Injecting variables into a quoted expression


I have a quoted expression such as this one:

ast = quote do
  IO.puts x
end

And I wish to inject a variable into the expression so that x has a value, and the expression won't raise a CompileError due to x being undefined when evaluated like so:

Code.eval_quoted ast, [x: "Hello, world!"]

This AST is passed to me, and I cannot change the code it is generated with.

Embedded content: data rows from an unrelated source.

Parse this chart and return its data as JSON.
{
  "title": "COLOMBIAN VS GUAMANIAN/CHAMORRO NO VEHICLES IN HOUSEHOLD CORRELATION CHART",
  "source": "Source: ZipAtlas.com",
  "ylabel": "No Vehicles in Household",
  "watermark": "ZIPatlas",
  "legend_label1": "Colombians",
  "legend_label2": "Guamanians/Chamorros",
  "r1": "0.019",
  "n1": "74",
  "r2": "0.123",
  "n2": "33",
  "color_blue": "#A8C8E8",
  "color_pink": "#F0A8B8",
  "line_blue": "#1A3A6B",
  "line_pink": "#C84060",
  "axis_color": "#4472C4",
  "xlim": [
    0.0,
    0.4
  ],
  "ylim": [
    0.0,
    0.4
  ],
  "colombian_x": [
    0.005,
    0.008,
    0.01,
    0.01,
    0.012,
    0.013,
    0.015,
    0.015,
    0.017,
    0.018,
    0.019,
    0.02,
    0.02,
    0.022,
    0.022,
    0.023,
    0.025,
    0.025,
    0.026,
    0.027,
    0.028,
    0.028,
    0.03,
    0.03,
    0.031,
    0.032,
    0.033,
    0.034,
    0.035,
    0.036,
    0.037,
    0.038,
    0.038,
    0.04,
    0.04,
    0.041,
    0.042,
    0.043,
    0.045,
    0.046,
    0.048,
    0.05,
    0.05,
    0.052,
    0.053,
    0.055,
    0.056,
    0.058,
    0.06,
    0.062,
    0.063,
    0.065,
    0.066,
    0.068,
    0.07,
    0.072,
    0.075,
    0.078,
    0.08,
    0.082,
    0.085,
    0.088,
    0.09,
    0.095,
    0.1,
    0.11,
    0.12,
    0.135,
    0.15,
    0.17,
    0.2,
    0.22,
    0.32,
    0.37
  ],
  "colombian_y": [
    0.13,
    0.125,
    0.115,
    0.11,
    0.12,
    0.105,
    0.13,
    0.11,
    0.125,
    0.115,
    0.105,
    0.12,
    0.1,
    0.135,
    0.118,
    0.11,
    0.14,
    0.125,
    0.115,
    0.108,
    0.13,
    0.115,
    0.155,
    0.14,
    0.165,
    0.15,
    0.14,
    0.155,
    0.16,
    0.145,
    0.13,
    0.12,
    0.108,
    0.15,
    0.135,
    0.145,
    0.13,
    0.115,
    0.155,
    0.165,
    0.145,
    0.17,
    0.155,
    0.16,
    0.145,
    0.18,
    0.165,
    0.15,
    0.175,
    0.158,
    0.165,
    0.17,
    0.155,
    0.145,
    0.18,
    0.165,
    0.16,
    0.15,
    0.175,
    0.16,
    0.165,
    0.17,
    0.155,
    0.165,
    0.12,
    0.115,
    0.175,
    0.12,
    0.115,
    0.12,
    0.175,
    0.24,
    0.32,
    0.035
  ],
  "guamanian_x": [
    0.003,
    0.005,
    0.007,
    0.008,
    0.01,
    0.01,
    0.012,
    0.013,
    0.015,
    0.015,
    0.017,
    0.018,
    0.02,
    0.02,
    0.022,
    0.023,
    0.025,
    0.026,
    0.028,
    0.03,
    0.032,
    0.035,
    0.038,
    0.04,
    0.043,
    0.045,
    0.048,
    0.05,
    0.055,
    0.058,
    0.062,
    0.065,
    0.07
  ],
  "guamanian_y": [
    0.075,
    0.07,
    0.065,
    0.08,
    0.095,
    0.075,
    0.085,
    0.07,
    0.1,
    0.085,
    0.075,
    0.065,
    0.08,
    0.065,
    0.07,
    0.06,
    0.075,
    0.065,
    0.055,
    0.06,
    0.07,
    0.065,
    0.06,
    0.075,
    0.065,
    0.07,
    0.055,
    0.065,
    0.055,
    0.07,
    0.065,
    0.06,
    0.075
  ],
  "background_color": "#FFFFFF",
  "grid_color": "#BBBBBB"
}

I can modify the AST after I've been passed it though.

I thought to do this I could transform the AST to resemble this quoted expression:

ast = quote do
  x = var!(x)
  IO.puts x
end

After attempting this my AST looks like so:

{:__block__, [],
[{:=, [],
  [{:x, [], Elixir}, {:var!, [context: Check.Runner], [{:x, [], Elixir}]}]},
  {{:., [], [{:__aliases__, [alias: false], [:IO]}, :puts]}, [],
  [{:x, [], Check.RunnerTest}]}]}

This doesn't work. I thought that this might be due to having an incorrect value for the context of var!.

Resolution: I now realise that the variables were in the incorrect scope, and I need an AST like this:

{:__block__, [],
[{:=, [],
  [{:x, [], Check.RunnerTest},
    {:var!, [context: Check.Runner], [{:x, [], Check.Runner}]}]},
  {{:., [], [{:__aliases__, [alias: false], [:IO]}, :puts]}, [],
  [{:x, [], Check.RunnerTest}]}]}

Solution

  • Your code should just work. In fact, you have written:

    ast = quote do
      x = var!(x)
      IO.puts x
    end
    

    But you showed the AST for some other code, one where you assigned 1 to var!(x). In other words, there is nothing wrong with the code above.